Day One - Riding Day: Set your bike target time to 10 minutes. This ride should be an easy to moderate ride; a 3-6 out of 10 effort. Get on the bike and ride! Note your progress! Record distance, calories, Avg RPM and Max RPM!

Day Two - Riding Day: Set your bike target time to 20 minutes. This ride should be an easy to moderate ride; a 3-6 out of 10 effort. Get on the bike and ride! Note your progress! Record distance, calories, Avg RPM and Max RPM!

Day Three - Riding Day: Set your bike target time to 30 minutes. This ride should be a moderate to hard ride; a 6-9 out of 10 effort. Get on the bike and ride! This is where you train your body and your brain. Don't quit! Record distance, calories, Avg RPM and Max RPM!

Day Four - Recovery Day - YOU EARNED IT!

Day Five - Riding Day: Set your bike target time to 10 minutes. This ride should be a hard effort ride; a 8-9 out of 10 effort. Accumulate as many calories as you can. Final metrics should be significantly higher than Day 1. 

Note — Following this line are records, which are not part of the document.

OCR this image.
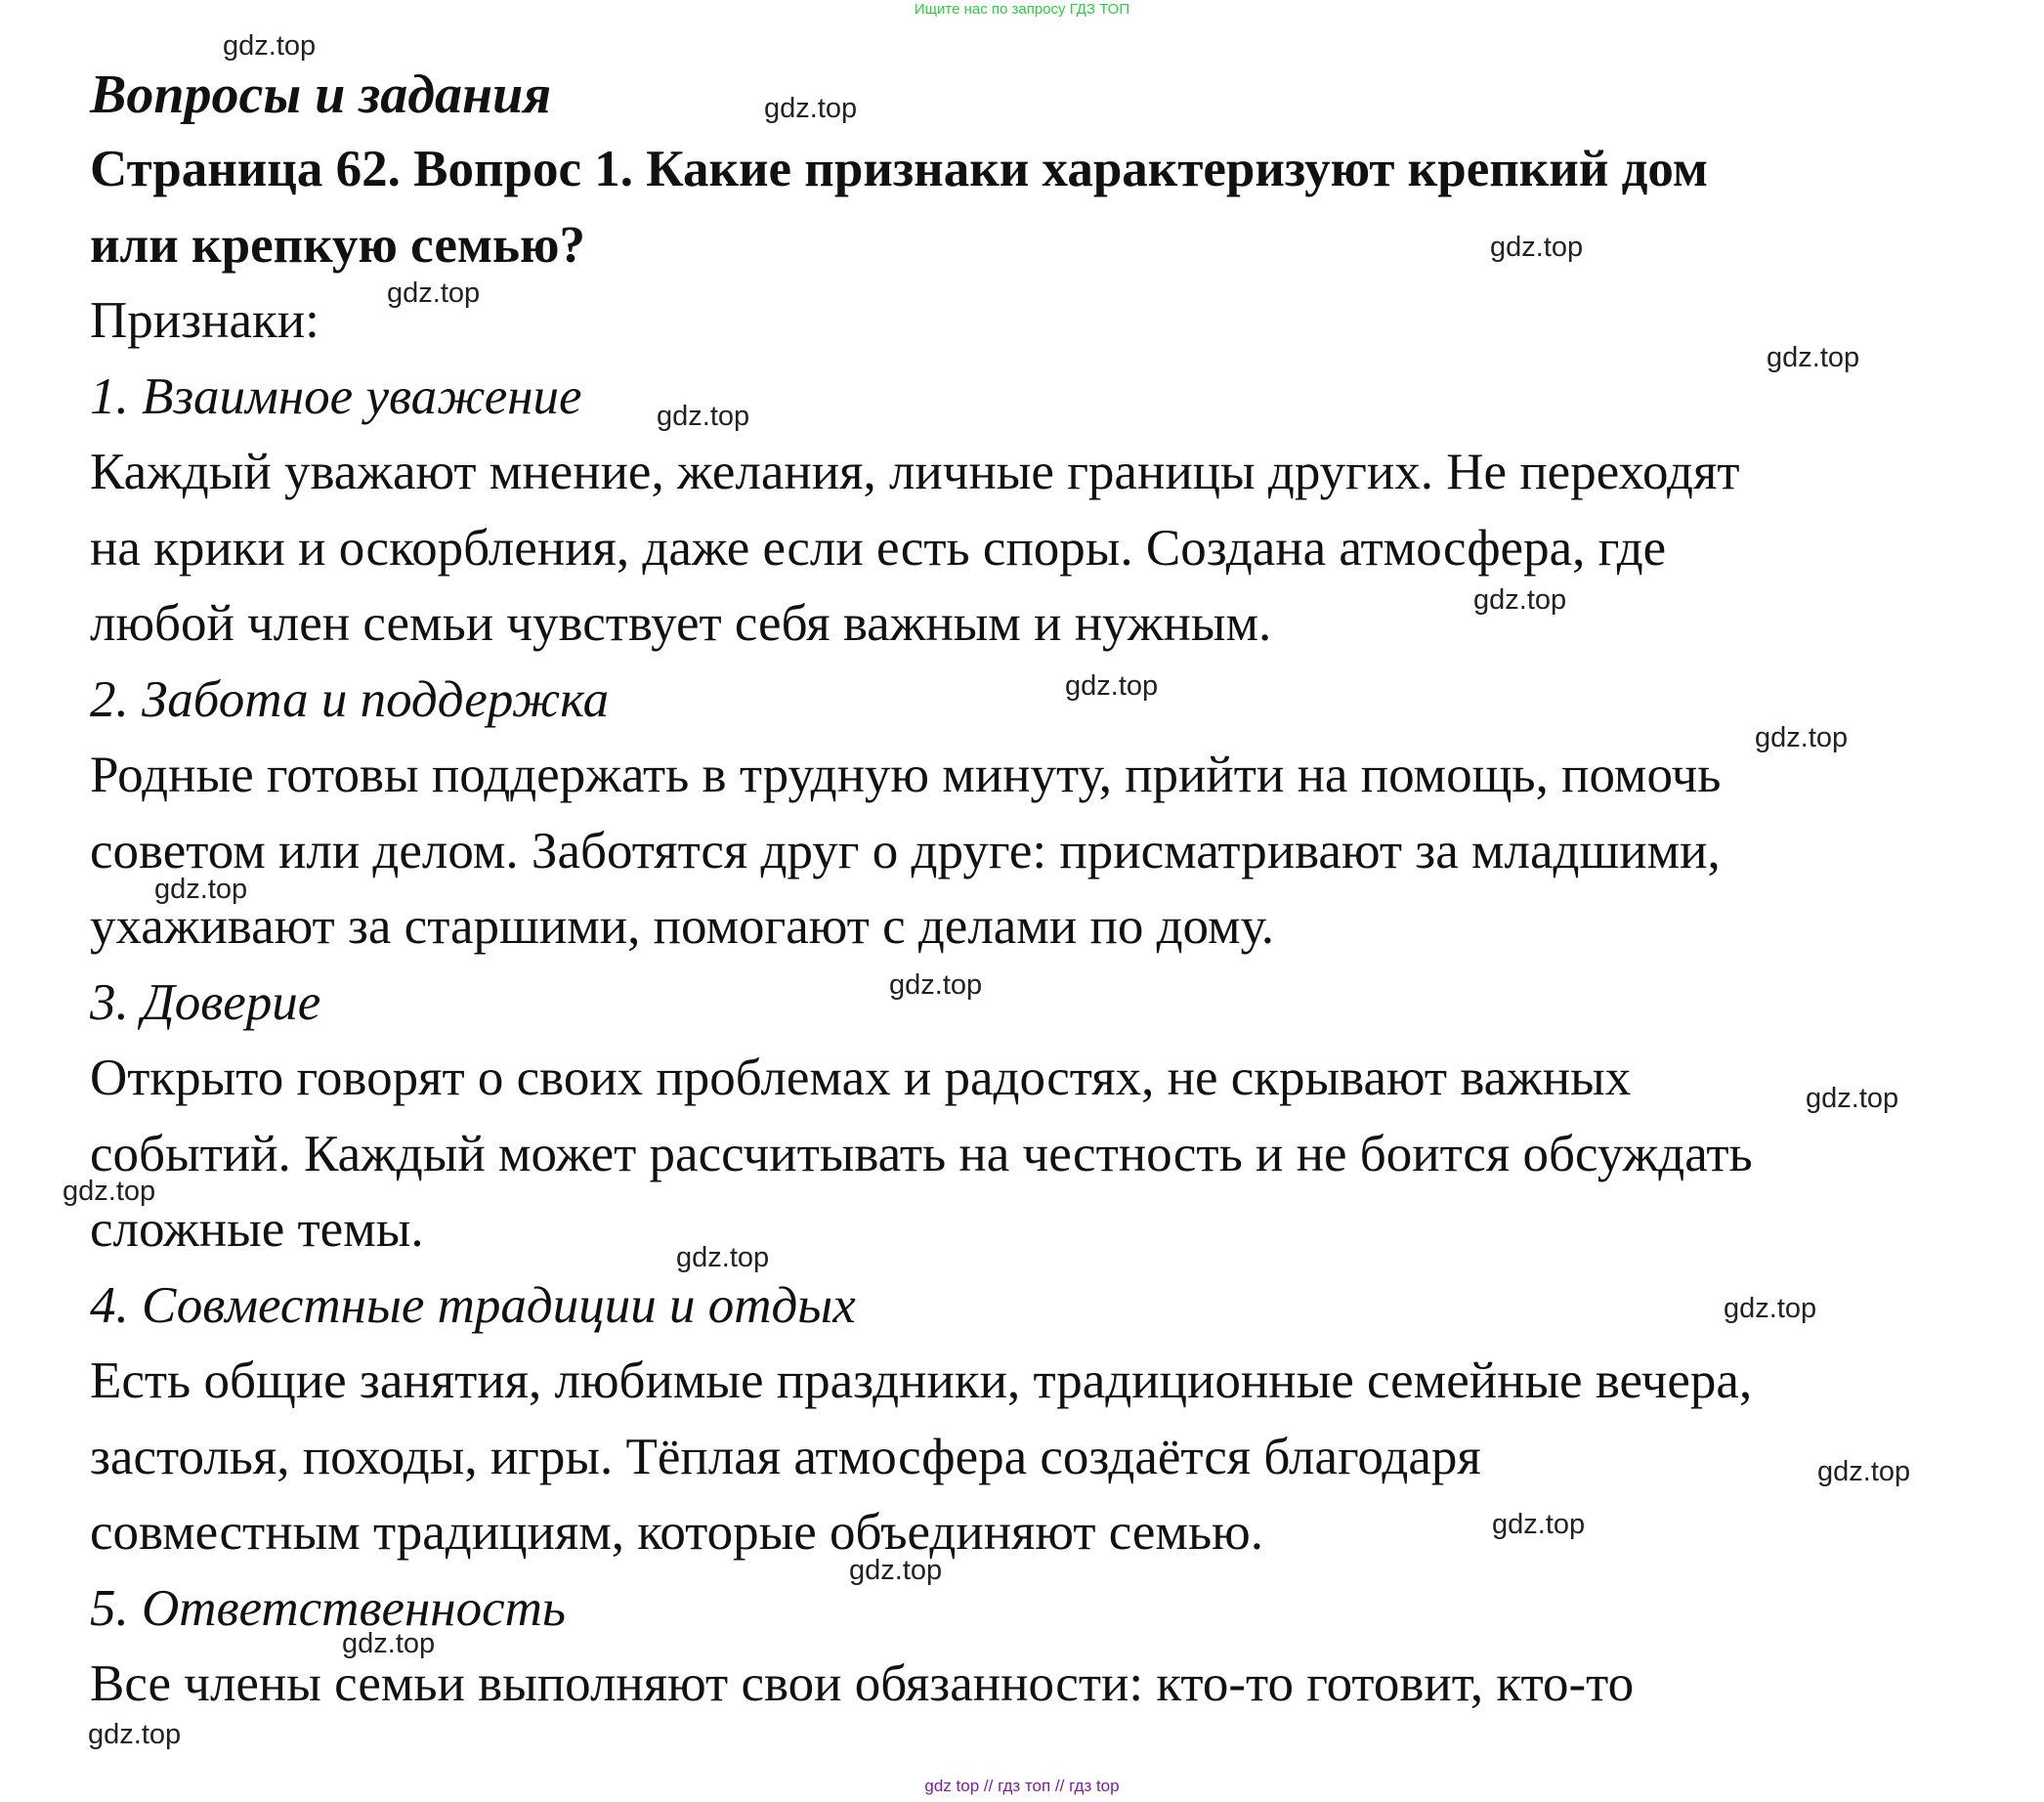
Ищите нас по запросу ГДЗ ТОП
Вопросы и задания
Страница 62. Вопрос 1. Какие признаки характеризуют крепкий дом
или крепкую семью?
Признаки:
1. Взаимное уважение
Каждый уважают мнение, желания, личные границы других. Не переходят
на крики и оскорбления, даже если есть споры. Создана атмосфера, где
любой член семьи чувствует себя важным и нужным.
2. Забота и поддержка
Родные готовы поддержать в трудную минуту, прийти на помощь, помочь
советом или делом. Заботятся друг о друге: присматривают за младшими,
ухаживают за старшими, помогают с делами по дому.
3. Доверие
Открыто говорят о своих проблемах и радостях, не скрывают важных
событий. Каждый может рассчитывать на честность и не боится обсуждать
сложные темы.
4. Совместные традиции и отдых
Есть общие занятия, любимые праздники, традиционные семейные вечера,
застолья, походы, игры. Тёплая атмосфера создаётся благодаря
совместным традициям, которые объединяют семью.
5. Ответственность
Все члены семьи выполняют свои обязанности: кто-то готовит, кто-то
gdz.top
gdz.top
gdz.top
gdz.top
gdz.top
gdz.top
gdz.top
gdz.top
gdz.top
gdz.top
gdz.top
gdz.top
gdz.top
gdz.top
gdz.top
gdz.top
gdz.top
gdz.top
gdz.top
gdz.top
gdz top // гдз топ // гдз top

Ready, Set, Go! Don't forget....record distance, calories, Avg RPM and Max RPM!

Day Six - Recovery Day - YOU EARNED IT!

Day Seven - Riding Day: Set your bike target time to 20 minutes. This ride should be a hard effort ride; a 8-9 out of 10 effort. Accumulate as many calories as you can. Final metrics should be significantly higher than Day 2. 

Don't forget....record distance, calories, Avg RPM and Max RPM!